La discussione sulle proposte di riforma della legge elettorale costringe le forze politiche, e le loro diverse componenti interne, a svelare la loro identità e finisce per coalizzarle trasversalmente tra coloro che propugnano una concezione mite della politica e che puntano ad un bipolarismo sostanziale, politico capace di garantire l’alternanza di governo, e tra quanti invece intendono continuare l’esperienza della radicalizzazione dello scontro politico intrapresa dal 1994 in poi, accompagnata da un bipolarismo fazioso quanto vuoto e fittizio perché incapace di consentire alleanze tra progetti politici affini, preferendo spaccare artificialmente, e contro ogni logica, l’articolato sistema politico italiano in due.

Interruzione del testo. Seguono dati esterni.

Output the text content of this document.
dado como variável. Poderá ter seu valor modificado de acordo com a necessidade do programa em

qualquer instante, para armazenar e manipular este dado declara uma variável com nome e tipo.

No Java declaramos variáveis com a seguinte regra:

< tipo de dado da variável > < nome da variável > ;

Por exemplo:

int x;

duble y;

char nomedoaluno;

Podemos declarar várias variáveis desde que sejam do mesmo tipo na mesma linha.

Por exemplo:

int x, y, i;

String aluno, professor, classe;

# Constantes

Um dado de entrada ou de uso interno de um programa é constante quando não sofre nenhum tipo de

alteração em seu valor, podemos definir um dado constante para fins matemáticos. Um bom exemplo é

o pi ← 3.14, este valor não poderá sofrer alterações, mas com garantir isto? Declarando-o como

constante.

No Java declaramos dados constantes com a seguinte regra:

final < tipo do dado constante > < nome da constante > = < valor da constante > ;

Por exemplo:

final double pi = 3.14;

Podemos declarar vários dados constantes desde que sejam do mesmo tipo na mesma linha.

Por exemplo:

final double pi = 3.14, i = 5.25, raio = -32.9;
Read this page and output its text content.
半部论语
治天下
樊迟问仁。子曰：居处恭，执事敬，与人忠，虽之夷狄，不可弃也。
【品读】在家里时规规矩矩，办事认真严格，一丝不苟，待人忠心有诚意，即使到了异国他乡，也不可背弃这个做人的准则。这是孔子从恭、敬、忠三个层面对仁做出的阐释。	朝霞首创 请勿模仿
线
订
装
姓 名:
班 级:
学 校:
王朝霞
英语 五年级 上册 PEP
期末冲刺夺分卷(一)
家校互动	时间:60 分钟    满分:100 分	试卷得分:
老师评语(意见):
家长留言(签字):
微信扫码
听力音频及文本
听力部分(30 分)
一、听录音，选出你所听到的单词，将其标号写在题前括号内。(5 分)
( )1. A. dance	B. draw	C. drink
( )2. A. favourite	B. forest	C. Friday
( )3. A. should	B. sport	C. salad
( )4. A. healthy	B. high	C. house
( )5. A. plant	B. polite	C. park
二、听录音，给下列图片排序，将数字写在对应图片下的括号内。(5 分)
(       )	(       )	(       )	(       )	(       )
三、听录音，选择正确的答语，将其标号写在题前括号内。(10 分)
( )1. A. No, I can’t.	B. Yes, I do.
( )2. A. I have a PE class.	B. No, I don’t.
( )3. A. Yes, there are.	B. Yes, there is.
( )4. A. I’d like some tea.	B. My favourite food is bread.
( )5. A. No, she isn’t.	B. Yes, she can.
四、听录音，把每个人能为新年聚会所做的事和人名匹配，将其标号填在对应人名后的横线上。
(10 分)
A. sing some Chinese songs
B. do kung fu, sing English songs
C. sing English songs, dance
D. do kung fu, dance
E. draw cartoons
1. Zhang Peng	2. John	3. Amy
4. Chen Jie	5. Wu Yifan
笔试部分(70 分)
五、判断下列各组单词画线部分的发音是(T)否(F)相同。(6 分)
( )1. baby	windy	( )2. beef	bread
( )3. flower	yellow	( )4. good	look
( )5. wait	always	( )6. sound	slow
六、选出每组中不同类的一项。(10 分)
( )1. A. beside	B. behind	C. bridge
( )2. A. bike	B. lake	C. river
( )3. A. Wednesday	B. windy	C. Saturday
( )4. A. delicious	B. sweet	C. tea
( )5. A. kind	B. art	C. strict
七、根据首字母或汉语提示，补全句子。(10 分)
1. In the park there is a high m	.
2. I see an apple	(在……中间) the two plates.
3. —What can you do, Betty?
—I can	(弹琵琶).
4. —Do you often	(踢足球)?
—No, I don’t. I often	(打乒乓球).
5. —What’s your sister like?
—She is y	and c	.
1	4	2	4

Ma con il nuovo clima politico da cui è scaturito il governo Monti, che di fatto ha archiviato lo schema della “seconda repubblica”, paiono esserci le condizioni per imbastire una seria proposta di riforma della legge elettorale in senso proporzionale, con quei correttivi mutuabili dai modelli spagnolo e tedesco, come autorevolmente proposto su queste colonne dal costituzionalista dell’Università Cattolica Vincenzo Satta e ribadito dal Forum delle associazioni di ispirazione cattolica nel mondo del lavoro.
Ciò con l’obiettivo di ridare adeguata rappresentanza alle istanze dei ceti lavoratori e delle fasce intermedie della società, di frenare il loro progressivo impoverimento e di contribuire ad invertire la tendenza all’aumento delle disuguaglianze.
Infatti, i sistemi maggioritari tendono a valorizzare le oligarchie a scapito di una selezione dal basso, dalle classi popolari, dei gruppi dirigenti  ed a riflettere nelle gerarchie politiche le gerarchie economiche che si sono formate in questi nuovi “anni ruggenti” della finanza speculativa che hanno preparato l’attuale disastro economico e sociale. In una fase di sconvolgimento della stessa composizione della società c’è bisogno di ridare una forte rappresentanza ai ceti lavoratori per evitare che il tracollo della classe media trascini con sé anche quello del nostro modello democratico.
Per queste ragioni il dibattito sulla legge elettorale, che può apparire astruso e per addetti ai lavori, costituisce in realtà un tassello importante ed imprescindibile per una nuova strategia riformista la quale, in questo delicatissimo  2012 – per il Paese, per l’Occidente – permetta di individuare per tempo la necessità di scelte che sembrano ancora disdegnate dal pensiero dominante, prima che queste si impongano per stato di necessità e siano gestite da forze che non diano sufficiente garanzia di affidabilità democratica.